Employers are claiming their employees are “self –employed” to avoid paying them holiday pay, the minimum wage, employers’ National Insurance, sick pay and pension contributions.

An investigation by debt charity Citizens Advice found that some employers are convincing their staff to be self employed when they should actually have employee status.

Up to one in ten people who call themselves self-employed could have been wrongly given this status. This could cost the government up to £314m a year in lost tax and employer national insurance contributions.

If an employer sets the hours an employee works, requires the employee to use the businesses equipment or deducts tax from the workers pay, this could mean that an individual should be an employee rather than self-employed.

Citizens Advice has now called upon the Department for Business, Innovation and Skills to use the Government review into self-employment to address key issues, including clarity and consistency around the definition of self-employment.

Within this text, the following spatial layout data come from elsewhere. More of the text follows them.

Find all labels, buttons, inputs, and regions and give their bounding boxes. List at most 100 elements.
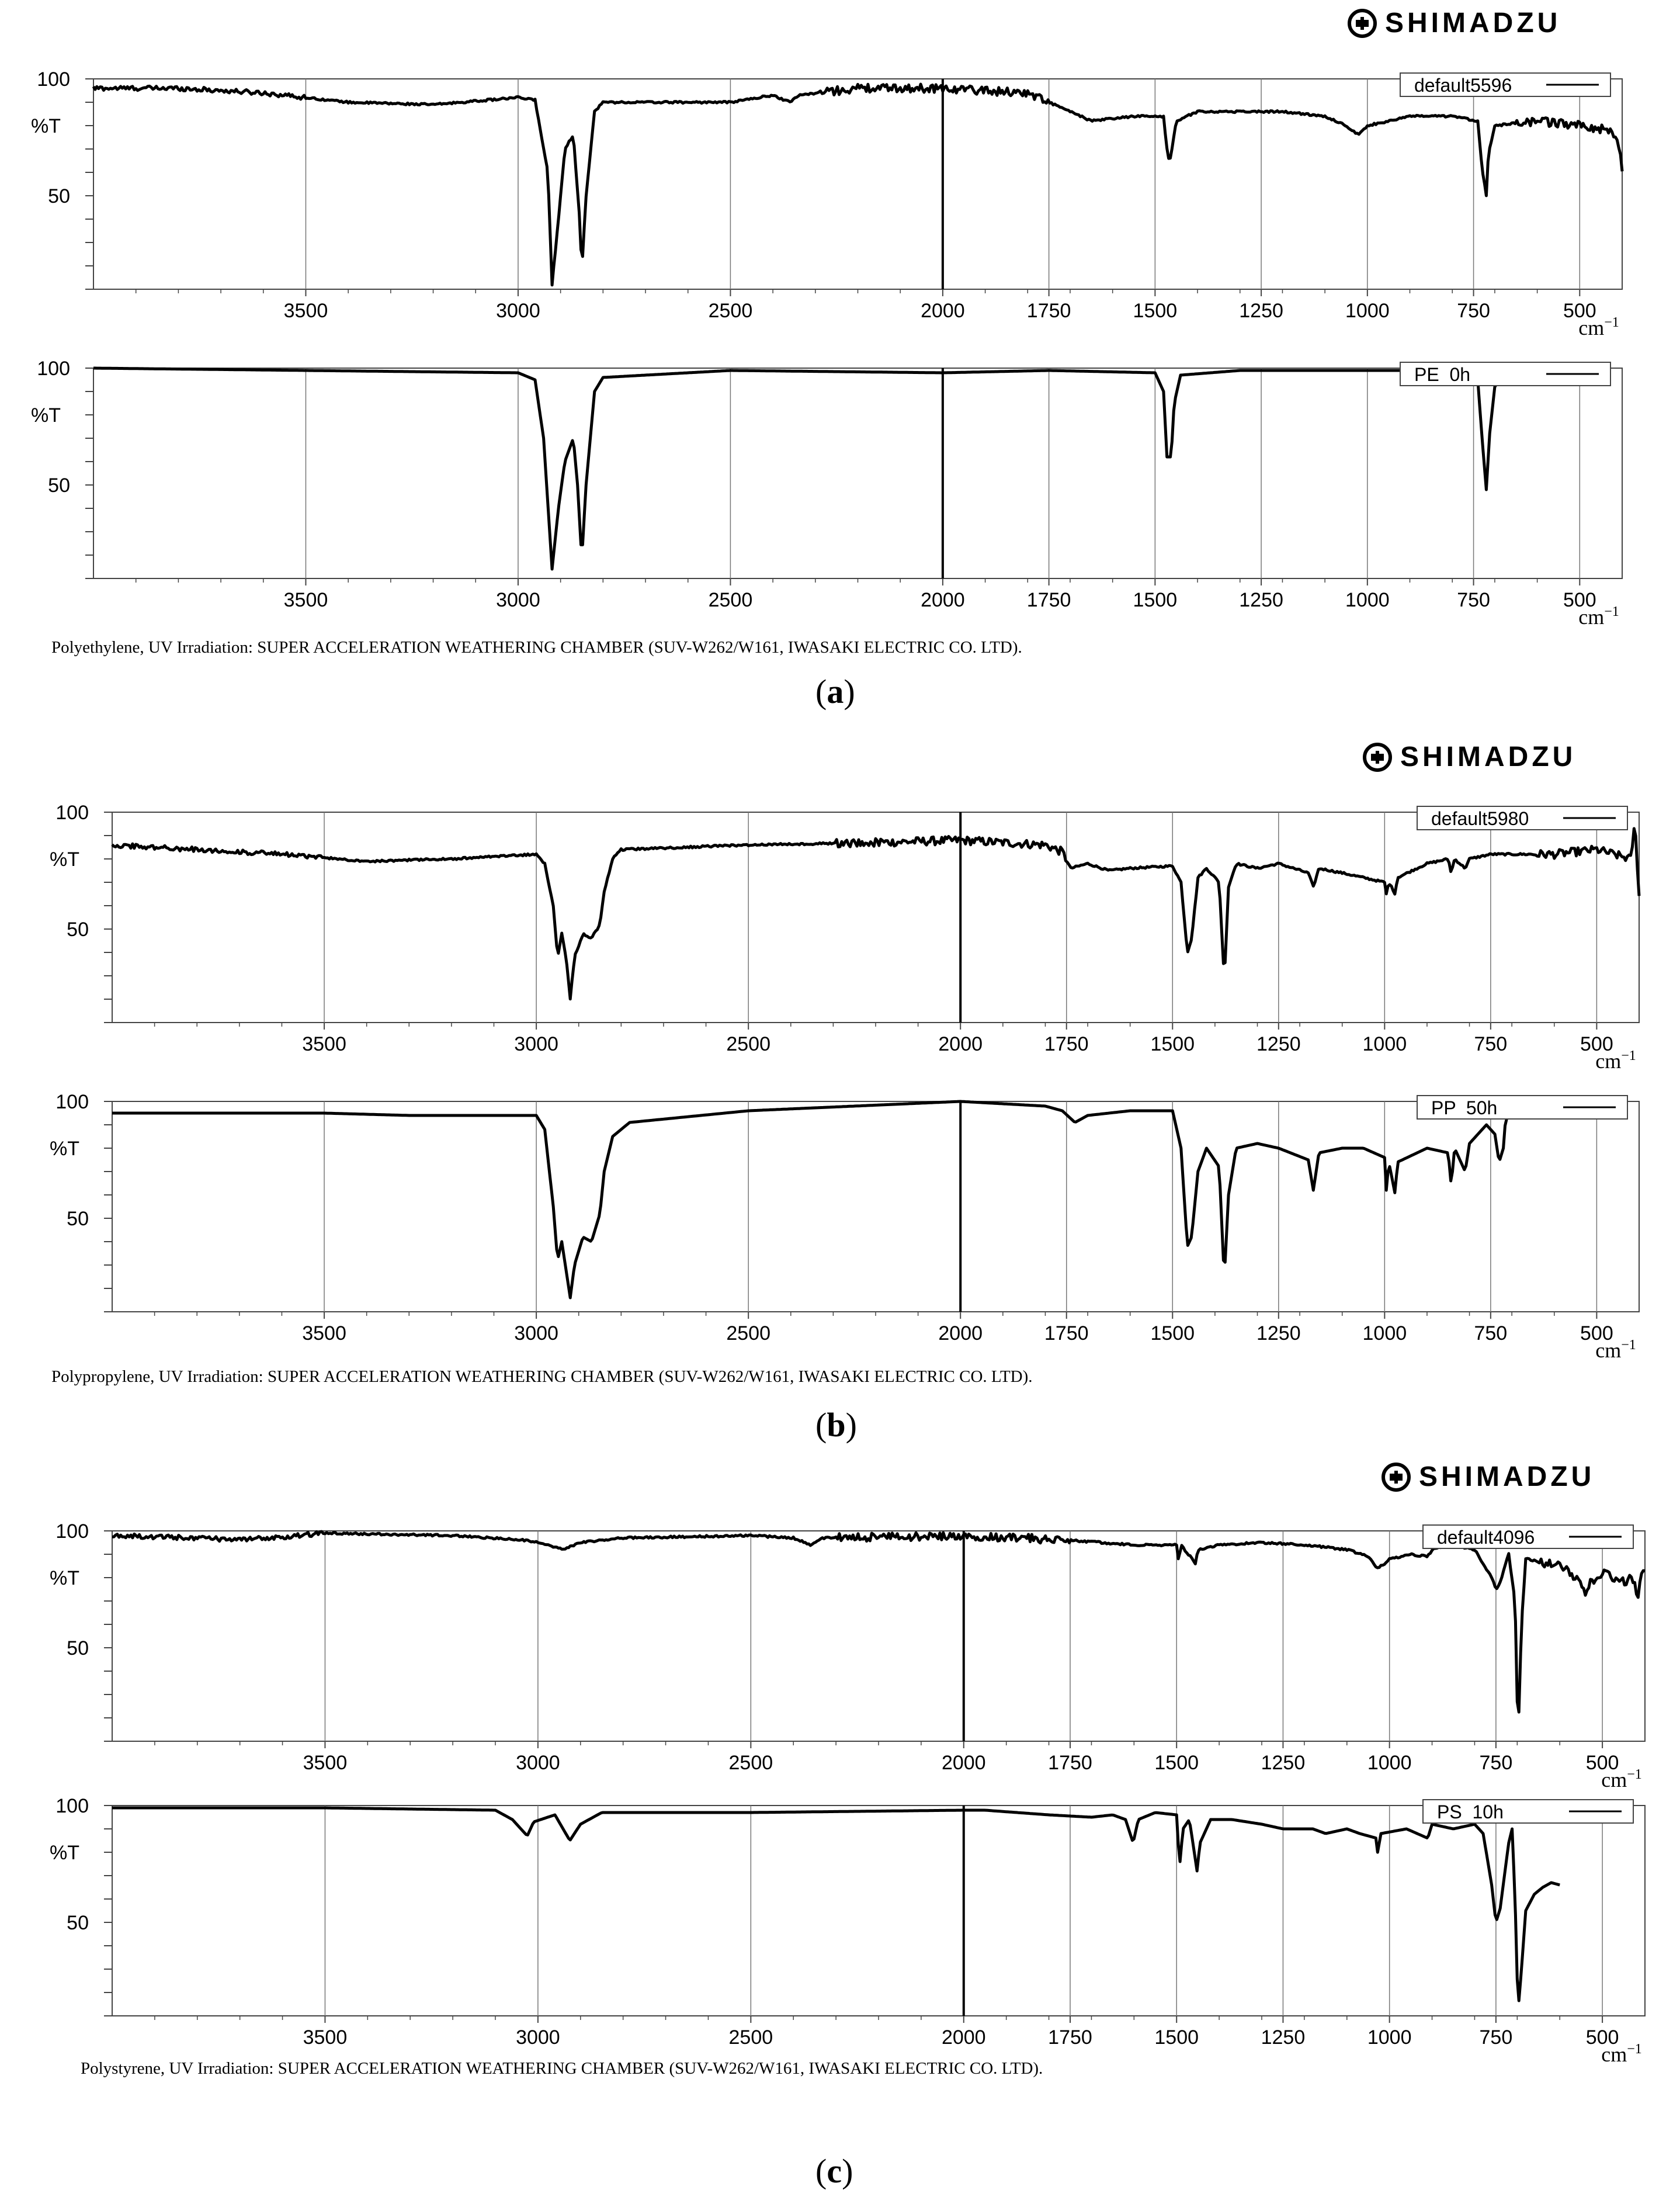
y-tick-label: 100 (55, 1795, 89, 1817)
x-tick-label: 3000 (516, 1752, 560, 1774)
x-tick-label: 1000 (1367, 1752, 1412, 1774)
x-tick-label: 1250 (1261, 2026, 1306, 2049)
x-tick-label: 500 (1580, 1033, 1613, 1055)
x-tick-label: 750 (1457, 589, 1490, 611)
legend-box (1417, 806, 1628, 830)
x-tick-label: 2500 (726, 1322, 770, 1344)
logo-text: SHIMADZU (1385, 8, 1561, 39)
x-tick-label: 1250 (1239, 589, 1283, 611)
x-tick-label: 3500 (302, 1322, 346, 1344)
y-axis-label: %T (50, 1842, 79, 1864)
shimadzu-mark-icon (1382, 1462, 1411, 1492)
plot-frame (112, 1101, 1640, 1312)
x-tick-label: 1000 (1363, 1322, 1407, 1344)
x-tick-label: 750 (1457, 300, 1490, 322)
x-axis-unit: cm−1 (1601, 2042, 1642, 2066)
legend-label: default4096 (1437, 1527, 1535, 1548)
x-tick-label: 2000 (921, 589, 965, 611)
legend-box (1400, 362, 1611, 386)
x-axis-unit: cm−1 (1601, 1767, 1642, 1791)
panel-label: (a) (815, 673, 855, 711)
y-axis-label: %T (50, 848, 79, 871)
x-tick-label: 2000 (938, 1033, 983, 1055)
x-tick-label: 1500 (1133, 589, 1178, 611)
y-tick-label: 100 (37, 358, 70, 380)
x-tick-label: 1000 (1367, 2026, 1412, 2049)
y-tick-label: 50 (67, 919, 89, 941)
x-tick-label: 2500 (729, 2026, 773, 2049)
shimadzu-logo: SHIMADZU (1363, 741, 1576, 773)
legend-label: PP 50h (1431, 1097, 1497, 1118)
plot-frame (93, 78, 1623, 290)
spectrum-line (111, 827, 1641, 1001)
y-tick-label: 50 (67, 1912, 89, 1934)
shimadzu-logo: SHIMADZU (1382, 1461, 1595, 1493)
x-tick-label: 500 (1563, 589, 1596, 611)
x-tick-label: 2500 (726, 1033, 770, 1055)
plot-frame (112, 812, 1640, 1023)
y-tick-label: 100 (37, 68, 70, 91)
plot-frame (112, 1530, 1646, 1742)
logo-text: SHIMADZU (1419, 1461, 1595, 1492)
panel-label: (b) (815, 1406, 857, 1444)
x-tick-label: 1250 (1239, 300, 1283, 322)
plot-frame (93, 368, 1623, 579)
x-tick-label: 1750 (1027, 589, 1071, 611)
x-tick-label: 1500 (1133, 300, 1178, 322)
shimadzu-mark-icon (1348, 8, 1377, 38)
x-axis-unit: cm−1 (1595, 1048, 1636, 1073)
spectrum-line (92, 82, 1624, 287)
legend-label: PE 0h (1414, 364, 1470, 385)
legend-box (1422, 1799, 1634, 1824)
x-tick-label: 1000 (1345, 300, 1390, 322)
x-tick-label: 1250 (1256, 1322, 1301, 1344)
y-axis-label: %T (31, 404, 61, 427)
x-tick-label: 500 (1563, 300, 1596, 322)
x-tick-label: 1500 (1154, 1752, 1199, 1774)
legend-box (1417, 1095, 1628, 1120)
y-tick-label: 100 (55, 1091, 89, 1113)
y-tick-label: 50 (48, 185, 70, 207)
panel-label: (c) (815, 2152, 853, 2190)
y-axis-label: %T (31, 115, 61, 137)
y-tick-label: 50 (48, 474, 70, 497)
x-tick-label: 2500 (729, 1752, 773, 1774)
x-tick-label: 1750 (1044, 1322, 1089, 1344)
y-tick-label: 50 (67, 1637, 89, 1659)
x-tick-label: 1750 (1048, 2026, 1092, 2049)
shimadzu-mark-icon (1363, 742, 1392, 772)
y-axis-label: %T (50, 1138, 79, 1160)
x-tick-label: 2000 (942, 2026, 986, 2049)
x-tick-label: 500 (1586, 2026, 1619, 2049)
x-tick-label: 1750 (1027, 300, 1071, 322)
legend-box (1400, 72, 1611, 97)
x-tick-label: 1000 (1363, 1033, 1407, 1055)
x-axis-unit: cm−1 (1578, 604, 1619, 629)
x-axis-unit: cm−1 (1595, 1337, 1636, 1362)
x-tick-label: 3500 (284, 589, 328, 611)
x-tick-label: 2000 (938, 1322, 983, 1344)
x-tick-label: 500 (1586, 1752, 1619, 1774)
x-tick-label: 2000 (942, 1752, 986, 1774)
x-tick-label: 3500 (303, 2026, 348, 2049)
y-axis-label: %T (50, 1567, 79, 1589)
x-tick-label: 750 (1474, 1322, 1507, 1344)
y-tick-label: 100 (55, 802, 89, 824)
x-tick-label: 1250 (1261, 1752, 1306, 1774)
x-tick-label: 3000 (496, 300, 540, 322)
x-tick-label: 1500 (1154, 2026, 1199, 2049)
x-tick-label: 1750 (1044, 1033, 1089, 1055)
x-tick-label: 1250 (1256, 1033, 1301, 1055)
x-tick-label: 1500 (1150, 1033, 1195, 1055)
x-tick-label: 2500 (709, 589, 753, 611)
panel-caption: Polypropylene, UV Irradiation: SUPER ACC… (51, 1367, 1033, 1386)
spectrum-line (112, 1530, 1646, 1714)
y-tick-label: 100 (55, 1520, 89, 1543)
x-tick-label: 750 (1480, 2026, 1513, 2049)
legend-label: default5980 (1431, 808, 1529, 829)
x-tick-label: 750 (1474, 1033, 1507, 1055)
x-tick-label: 1000 (1345, 589, 1390, 611)
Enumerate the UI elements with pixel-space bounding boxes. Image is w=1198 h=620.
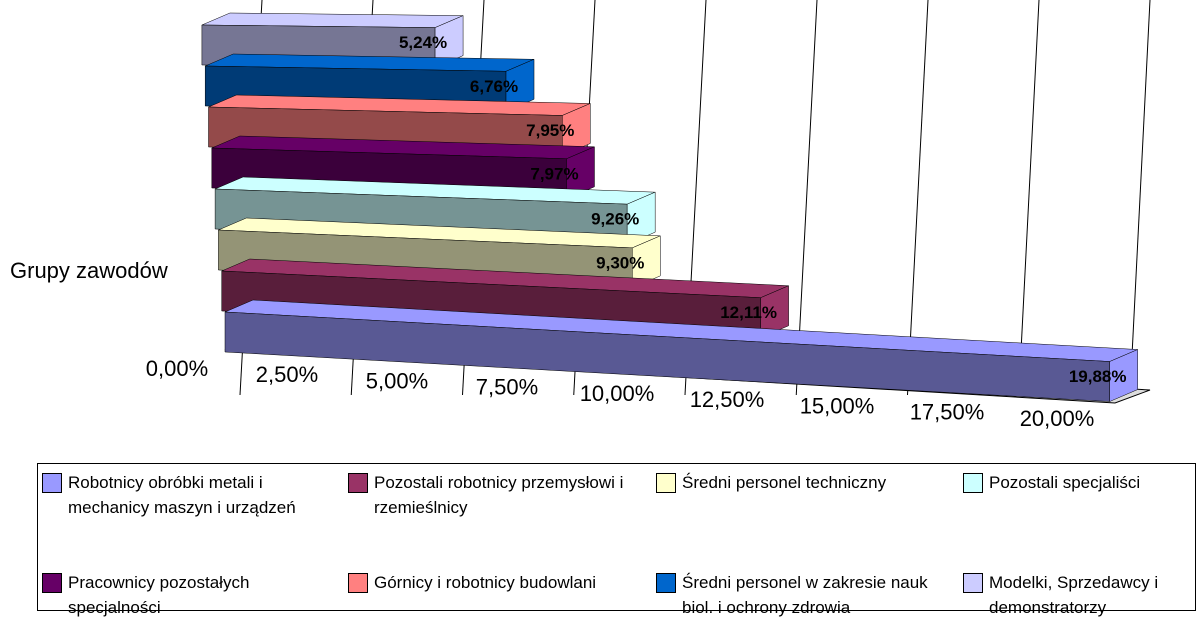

Gillian Guy, chief executive of Citizens Advice, said:

“Working for yourself should be an empowering experience not an opportunity for rogue firms to siphon away benefits like sick and holiday pay.
“With our research finding two in three self-employed are happy with their work status, it is clear the majority are thriving in start-up Britain. But there are workers who are missing out on over a thousand pounds a year because they should legally be official employees.

“Not only does it cost workers, it also costs the Government through lost tax revenue and undermines businesses trying to do right by their employees. The Government’s review into self-employment is a welcome opportunity to look at how these workers can be more supported.”